= Alien 3 (podcast) =

Audio drama

Alien 3 (stylized as Alien III) is an audio drama adaptation of William Gibson's unused 1987 script for the film of the same name. The audio drama was directed by Dirk Maggs and produced by Audible. The show stars Michael Biehn and Lance Henricksen, who reprised their roles as Dwayne Hicks and Bishop respectively.

== Background ==
The show debuted on May 30, 2019. The show was released exclusively on Audible. The show was created for the 40th anniversary of the Alien films.

The show uses a script written by William Gibson in 1987 that was never filmed. The script was previously adapted into a comic book series by Dark Horse Comics. The audio drama was directed by Dirk Maggs. Maggs had previously directed the audiobooks Alien: Out of the Shadows, Alien: River of Pain, and Alien: Sea of Sorrows.

The show was number two in best sellers on Audible in the month following its release.

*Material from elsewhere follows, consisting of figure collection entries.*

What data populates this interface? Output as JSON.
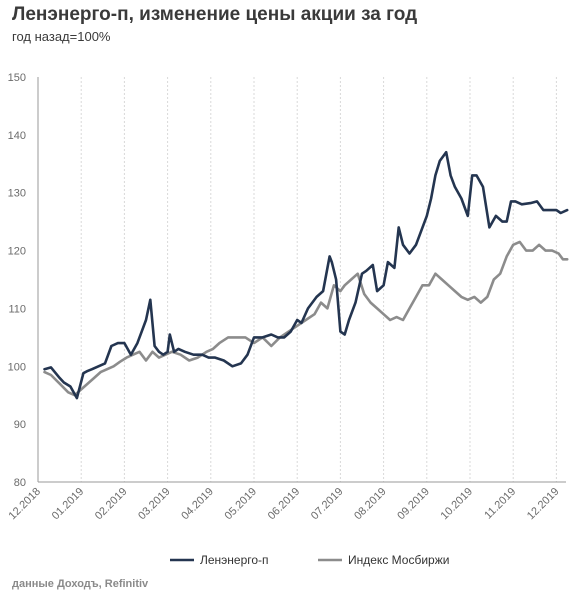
{
  "title": "Ленэнерго-п, изменение цены акции за год",
  "subtitle": "год назад=100%",
  "source": "данные Доходъ, Refinitiv",
  "colors": {
    "series1": "#243550",
    "series2": "#8c8c8c",
    "grid": "#d9d9d9",
    "axis": "#9a9a9a"
  },
  "chart_data": {
    "type": "line",
    "ylim": [
      80,
      150
    ],
    "y_ticks": [
      80,
      90,
      100,
      110,
      120,
      130,
      140,
      150
    ],
    "x_tick_labels": [
      "12.2018",
      "01.2019",
      "02.2019",
      "03.2019",
      "04.2019",
      "05.2019",
      "06.2019",
      "07.2019",
      "08.2019",
      "09.2019",
      "10.2019",
      "11.2019",
      "12.2019"
    ],
    "grid": true,
    "legend_position": "bottom",
    "x_range_months": [
      0,
      12.25
    ],
    "series": [
      {
        "name": "Ленэнерго-п",
        "x": [
          0.15,
          0.3,
          0.5,
          0.6,
          0.75,
          0.9,
          1.05,
          1.15,
          1.25,
          1.4,
          1.55,
          1.7,
          1.85,
          2.0,
          2.15,
          2.3,
          2.4,
          2.5,
          2.6,
          2.7,
          2.8,
          2.9,
          3.0,
          3.05,
          3.15,
          3.25,
          3.4,
          3.6,
          3.8,
          3.95,
          4.1,
          4.3,
          4.5,
          4.7,
          4.85,
          5.0,
          5.2,
          5.4,
          5.55,
          5.7,
          5.85,
          6.0,
          6.1,
          6.25,
          6.45,
          6.6,
          6.75,
          6.8,
          6.9,
          7.0,
          7.1,
          7.2,
          7.35,
          7.5,
          7.6,
          7.75,
          7.85,
          8.0,
          8.1,
          8.25,
          8.35,
          8.45,
          8.6,
          8.75,
          8.9,
          9.0,
          9.1,
          9.2,
          9.3,
          9.45,
          9.55,
          9.65,
          9.8,
          9.95,
          10.05,
          10.15,
          10.3,
          10.45,
          10.6,
          10.75,
          10.85,
          10.95,
          11.05,
          11.2,
          11.4,
          11.55,
          11.7,
          11.85,
          12.0,
          12.1,
          12.25
        ],
        "values": [
          99.5,
          99.8,
          98,
          97.2,
          96.5,
          94.5,
          98.8,
          99.2,
          99.5,
          100,
          100.5,
          103.5,
          104,
          104,
          102,
          104,
          106,
          108,
          111.5,
          103.5,
          102.5,
          102,
          102.5,
          105.5,
          102.5,
          103,
          102.5,
          102,
          102,
          101.5,
          101.5,
          101,
          100,
          100.5,
          102,
          105,
          105,
          105.5,
          105,
          105,
          106,
          108,
          107.5,
          110,
          112,
          113,
          119,
          118,
          115,
          106,
          105.5,
          108,
          111,
          116,
          116.5,
          117.5,
          113,
          114,
          118,
          117,
          124,
          121,
          119.5,
          121,
          124,
          126,
          129,
          133,
          135.5,
          137,
          133,
          131,
          129,
          126,
          133,
          133,
          131,
          124,
          126,
          125,
          125,
          128.5,
          128.5,
          128,
          128.2,
          128.5,
          127,
          127,
          127,
          126.5,
          127
        ]
      },
      {
        "name": "Индекс Мосбиржи",
        "x": [
          0.15,
          0.3,
          0.5,
          0.7,
          0.85,
          1.0,
          1.15,
          1.3,
          1.45,
          1.6,
          1.75,
          1.9,
          2.05,
          2.2,
          2.35,
          2.5,
          2.65,
          2.8,
          2.95,
          3.1,
          3.3,
          3.5,
          3.7,
          3.9,
          4.05,
          4.2,
          4.4,
          4.6,
          4.8,
          5.0,
          5.2,
          5.4,
          5.6,
          5.8,
          6.0,
          6.2,
          6.4,
          6.55,
          6.7,
          6.85,
          7.0,
          7.1,
          7.25,
          7.4,
          7.55,
          7.7,
          7.85,
          8.0,
          8.15,
          8.3,
          8.45,
          8.6,
          8.75,
          8.9,
          9.05,
          9.2,
          9.35,
          9.5,
          9.65,
          9.8,
          9.95,
          10.1,
          10.25,
          10.4,
          10.55,
          10.7,
          10.85,
          11.0,
          11.15,
          11.3,
          11.45,
          11.6,
          11.75,
          11.9,
          12.05,
          12.15,
          12.25
        ],
        "values": [
          99,
          98.5,
          97,
          95.5,
          95,
          96,
          97,
          98,
          99,
          99.5,
          100,
          100.8,
          101.5,
          102,
          102.5,
          101,
          102.5,
          101.5,
          102,
          102.5,
          102,
          101,
          101.5,
          102.5,
          103,
          104,
          105,
          105,
          105,
          104,
          105,
          103.5,
          105,
          106,
          107,
          108,
          109,
          111,
          110,
          114,
          113,
          114,
          115,
          116,
          112.5,
          111,
          110,
          109,
          108,
          108.5,
          108,
          110,
          112,
          114,
          114,
          116,
          115,
          114,
          113,
          112,
          111.5,
          112,
          111,
          112,
          115,
          116,
          119,
          121,
          121.5,
          120,
          120,
          121,
          120,
          120,
          119.5,
          118.5,
          118.5
        ]
      }
    ]
  }
}
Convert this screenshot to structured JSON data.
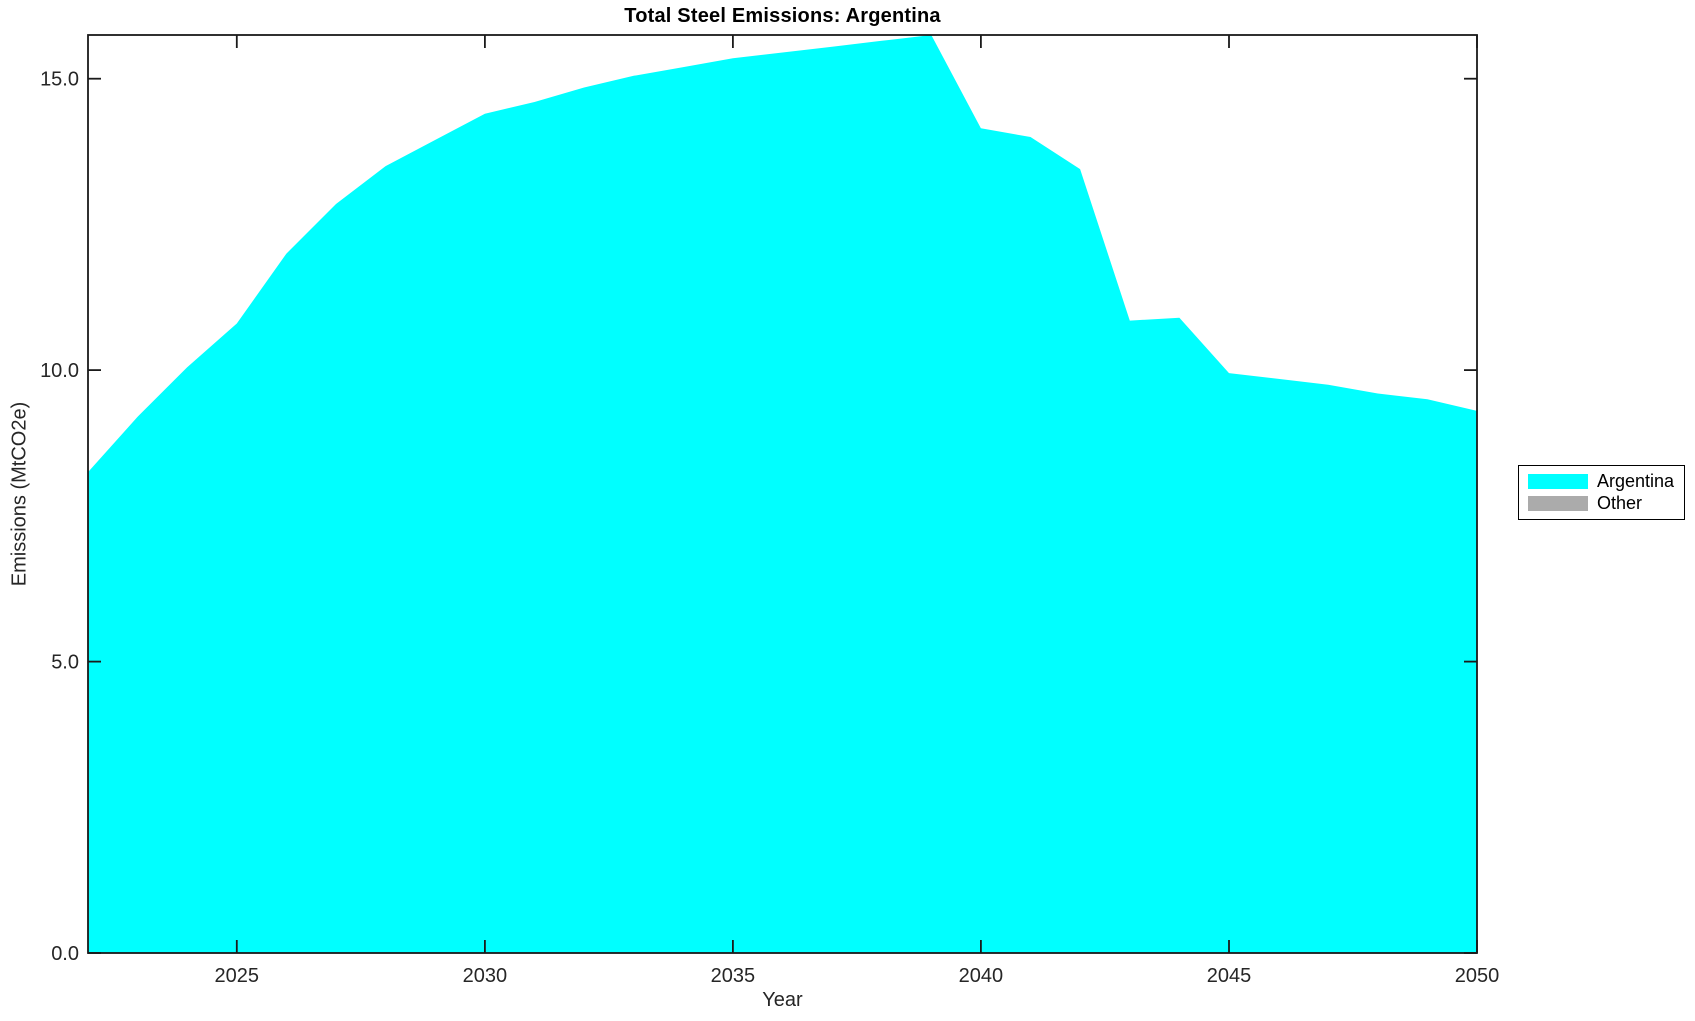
{
  "title": "Total Steel Emissions: Argentina",
  "axes": {
    "xlabel": "Year",
    "ylabel": "Emissions (MtCO2e)"
  },
  "legend": {
    "position": "right-outside",
    "items": [
      {
        "label": "Argentina",
        "color": "#00FFFF"
      },
      {
        "label": "Other",
        "color": "#ABABAB"
      }
    ]
  },
  "colors": {
    "area_fill": "#00FFFF",
    "other_fill": "#ABABAB",
    "frame": "#1a1a1a",
    "tick_label": "#262626",
    "background": "#ffffff"
  },
  "chart_data": {
    "type": "area",
    "title": "Total Steel Emissions: Argentina",
    "xlabel": "Year",
    "ylabel": "Emissions (MtCO2e)",
    "grid": false,
    "legend_position": "right-outside",
    "xlim": [
      2022,
      2050
    ],
    "ylim": [
      0,
      15.75
    ],
    "x_ticks": {
      "values": [
        2025,
        2030,
        2035,
        2040,
        2045,
        2050
      ],
      "labels": [
        "2025",
        "2030",
        "2035",
        "2040",
        "2045",
        "2050"
      ]
    },
    "y_ticks": {
      "values": [
        0,
        5,
        10,
        15
      ],
      "labels": [
        "0.0",
        "5.0",
        "10.0",
        "15.0"
      ]
    },
    "x": [
      2022,
      2023,
      2024,
      2025,
      2026,
      2027,
      2028,
      2029,
      2030,
      2031,
      2032,
      2033,
      2034,
      2035,
      2036,
      2037,
      2038,
      2039,
      2040,
      2041,
      2042,
      2043,
      2044,
      2045,
      2046,
      2047,
      2048,
      2049,
      2050
    ],
    "series": [
      {
        "name": "Argentina",
        "color": "#00FFFF",
        "values": [
          8.25,
          9.2,
          10.05,
          10.8,
          12.0,
          12.85,
          13.5,
          13.95,
          14.4,
          14.6,
          14.85,
          15.05,
          15.2,
          15.35,
          15.45,
          15.55,
          15.65,
          15.75,
          14.15,
          14.0,
          13.45,
          10.85,
          10.9,
          9.95,
          9.85,
          9.75,
          9.6,
          9.5,
          9.3
        ]
      },
      {
        "name": "Other",
        "color": "#ABABAB",
        "values": [
          0,
          0,
          0,
          0,
          0,
          0,
          0,
          0,
          0,
          0,
          0,
          0,
          0,
          0,
          0,
          0,
          0,
          0,
          0,
          0,
          0,
          0,
          0,
          0,
          0,
          0,
          0,
          0,
          0
        ]
      }
    ]
  }
}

=== Cast and characters ===
Michael Biehn reprises his role as Hicks. Lance Henricksen reprised his role as Bishop.

== Plot ==
The story begins after the events of Aliens with Dwayne Hicks, Ellen Ripley, Bishop, and Newt returning from LV-426 in their spaceship the Sulaco. The ship enters territory of the Union of Progressive Peoples and later docks at the space station of Anchorpoint.